JUSTICESNCF: «C’est une réparation morale» pour les Marocains qui «se sont sentis humiliés»

SNCF: «C’est une réparation morale» pour les Marocains qui «se sont sentis humiliés»

JUSTICEPrès de 800 Chibanis marocains, embauchés par la SNCF dans les années 1970, affirmaient avoir été bloqués dans leur carrière...
Delphine Bancaud

Delphine Bancaud

Ils ont obtenu gain de cause après quinze ans de combat. Près de 800 Chibanis marocains, embauchés par la SNCF dans les années 1970, affirmaient avoir été bloqués dans leur carrière et lésés à la retraite en étant maintenu dans un statut de contractuel et non de cheminot, plus avantageux. Le Conseil des Prud’hommes de Paris a condamné ce lundi la SNCF pour discrimination.

La SNCF « prend acte »

Interrogés par 20 Minutes, les deux avocats de la SNCF ont refusé de prendre la parole, l’entreprise ferroviaire ayant diffusé un communiqué ce lundi midi. Dans celui-ci, elle « prend acte des décisions du Conseil des Prud’hommes », sans dire si elle fera appel du jugement ou non. Dans une phrase sibylline, la SNCF déclare qu’elle « va analyser dans les prochaines semaines les conséquences juridiques et financières de ces décisions ». « Nos avocats sont partis avec des cartons de dossiers, on va les regarder au cas par cas », a ajouté Christophe Piednoël, responsable de la communication du groupe.

L’entreprise tente aussi de se justifier : « Dans cette affaire, née il y a 45 ans, la SNCF a respecté les dispositions légales en vigueur. Celles-ci excluent aujourd’hui encore l’embauche au statut SNCF de ressortissants de pays non-membres de l’Union Européenne ».

Après l’annonce de la décision, le ministre de la Ville, de la Jeunesse et des Sports, Patrick Kanner, a salué cette condamnation sur Twitter:

« Revendiquer l'égalité de traitement est une cause juste, nous la renforçons avec l'action collective #chibanis #SNCF http://t.co/Xg36Vl3T8n — Patrick Kanner (@PatrickKanner) September 21, 2015 »

« Droit à la sérénité »

Interrogée par 20 minutes, l’avocate des Chibanis marocains, maître Clélie de Lesquen s’est déclarée « très satisfaite que le statut de cheminot de ces plaignants ait été enfin reconnu ». « C’est une réparation morale, car ils se sont sentis humiliés d’être relégués aux plus bas niveaux dans l’entreprise », explique l’avocate.

A la veille du jugement, cette dernière avait bon espoir de l’emporter : « notre dossier était très solide et nous apportions des preuves irréfutables que la défense adverse ne pouvait contrecarrer », souligne-t-elle.
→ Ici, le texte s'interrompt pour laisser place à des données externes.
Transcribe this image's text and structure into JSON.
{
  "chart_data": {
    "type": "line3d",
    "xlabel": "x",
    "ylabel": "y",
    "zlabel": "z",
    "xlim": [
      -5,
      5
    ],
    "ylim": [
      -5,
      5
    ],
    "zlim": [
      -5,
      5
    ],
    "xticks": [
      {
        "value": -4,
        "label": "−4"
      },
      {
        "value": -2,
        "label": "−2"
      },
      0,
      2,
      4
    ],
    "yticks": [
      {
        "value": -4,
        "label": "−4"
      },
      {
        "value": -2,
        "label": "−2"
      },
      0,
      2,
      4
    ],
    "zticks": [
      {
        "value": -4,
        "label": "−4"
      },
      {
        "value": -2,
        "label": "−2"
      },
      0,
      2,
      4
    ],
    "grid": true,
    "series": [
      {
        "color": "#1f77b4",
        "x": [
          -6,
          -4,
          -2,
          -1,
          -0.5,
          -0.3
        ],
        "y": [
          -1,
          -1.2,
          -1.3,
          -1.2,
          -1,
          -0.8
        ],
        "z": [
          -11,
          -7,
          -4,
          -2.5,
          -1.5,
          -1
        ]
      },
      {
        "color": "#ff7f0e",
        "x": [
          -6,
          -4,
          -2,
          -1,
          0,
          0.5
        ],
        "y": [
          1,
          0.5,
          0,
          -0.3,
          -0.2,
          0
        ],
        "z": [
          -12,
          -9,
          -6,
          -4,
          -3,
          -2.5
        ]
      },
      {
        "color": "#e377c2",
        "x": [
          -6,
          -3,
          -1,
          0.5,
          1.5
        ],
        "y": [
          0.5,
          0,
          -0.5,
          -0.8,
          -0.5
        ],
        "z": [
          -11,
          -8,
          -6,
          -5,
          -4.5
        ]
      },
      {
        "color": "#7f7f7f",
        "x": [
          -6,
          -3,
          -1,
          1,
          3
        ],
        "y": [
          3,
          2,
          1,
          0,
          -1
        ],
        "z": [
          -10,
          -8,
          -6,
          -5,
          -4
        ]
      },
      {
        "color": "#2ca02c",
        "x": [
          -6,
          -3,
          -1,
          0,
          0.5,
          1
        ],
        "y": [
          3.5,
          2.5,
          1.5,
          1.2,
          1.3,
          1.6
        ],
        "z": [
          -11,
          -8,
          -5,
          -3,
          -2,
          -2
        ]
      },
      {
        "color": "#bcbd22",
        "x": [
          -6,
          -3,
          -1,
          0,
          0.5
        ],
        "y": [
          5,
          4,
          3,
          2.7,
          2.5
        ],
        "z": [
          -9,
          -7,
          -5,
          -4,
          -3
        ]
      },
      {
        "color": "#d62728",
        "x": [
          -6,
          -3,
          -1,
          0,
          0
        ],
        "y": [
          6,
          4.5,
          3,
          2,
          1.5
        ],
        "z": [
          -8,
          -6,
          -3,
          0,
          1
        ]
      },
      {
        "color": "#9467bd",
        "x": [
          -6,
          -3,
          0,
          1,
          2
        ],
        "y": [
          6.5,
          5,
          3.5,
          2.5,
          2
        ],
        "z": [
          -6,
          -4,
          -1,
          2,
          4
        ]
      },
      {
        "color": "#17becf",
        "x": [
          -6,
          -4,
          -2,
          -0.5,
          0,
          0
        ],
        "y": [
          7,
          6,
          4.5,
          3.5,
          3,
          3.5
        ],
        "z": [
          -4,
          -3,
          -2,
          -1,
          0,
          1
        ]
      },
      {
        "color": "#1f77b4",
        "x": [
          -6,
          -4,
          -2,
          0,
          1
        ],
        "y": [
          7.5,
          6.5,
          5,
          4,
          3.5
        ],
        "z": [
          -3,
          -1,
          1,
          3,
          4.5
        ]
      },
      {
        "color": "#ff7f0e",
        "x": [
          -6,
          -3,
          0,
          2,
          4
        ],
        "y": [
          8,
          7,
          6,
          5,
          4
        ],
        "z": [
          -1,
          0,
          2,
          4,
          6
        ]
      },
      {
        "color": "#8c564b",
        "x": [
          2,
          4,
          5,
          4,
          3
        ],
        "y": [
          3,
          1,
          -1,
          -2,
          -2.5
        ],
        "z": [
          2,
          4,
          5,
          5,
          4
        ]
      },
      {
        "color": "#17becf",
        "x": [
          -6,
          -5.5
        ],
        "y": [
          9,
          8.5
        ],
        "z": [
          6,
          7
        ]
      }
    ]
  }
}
Quant à l’hypothèse que la SNCF fasse appel de la décision, l’avocate invite l’entreprise ferroviaire à ne pas le faire : « mes plaignants sont des personnes âgées qui ont le droit à la sérénité », insiste-t-elle.

Le bonheur des plaignants

A l’annonce du verdict, plusieurs plaignants ont applaudi en déclarant « Vive la République » a rapporté ce lundi l’AFP. Recruté comme contractuel en 1972, Ahmed Katim a fondu en larmes : « C’est une énorme satisfaction, la dignité pour les Marocains » et « la fin d’un combat de 15 ans », a-t-il lancé.

Mohamed Ben Ali, 65 ans, encore en activité, a confié « se sentir aujourd’hui cheminot à 100 % ». « C’est une grande chose : ils reconnaissent la différence que la SNCF a faite entre nous et les Français ».

De son côté, Abdelhadi Fedfane, 66 ans, entré comme contractuel en 1974, parti à la retraite en 2010 « cassé des pieds à la tête » se dit « très heureux » même si « cela ne répare pas ma santé, d’autres sont morts ». Sa carrière c’était « toujours dehors, sur les voies » à assembler les wagons. « On formait les jeunes mais on restait auxiliaires, ils nous disaient "Vous n’avez droit à rien", ça cassait le moral », confie-t-il.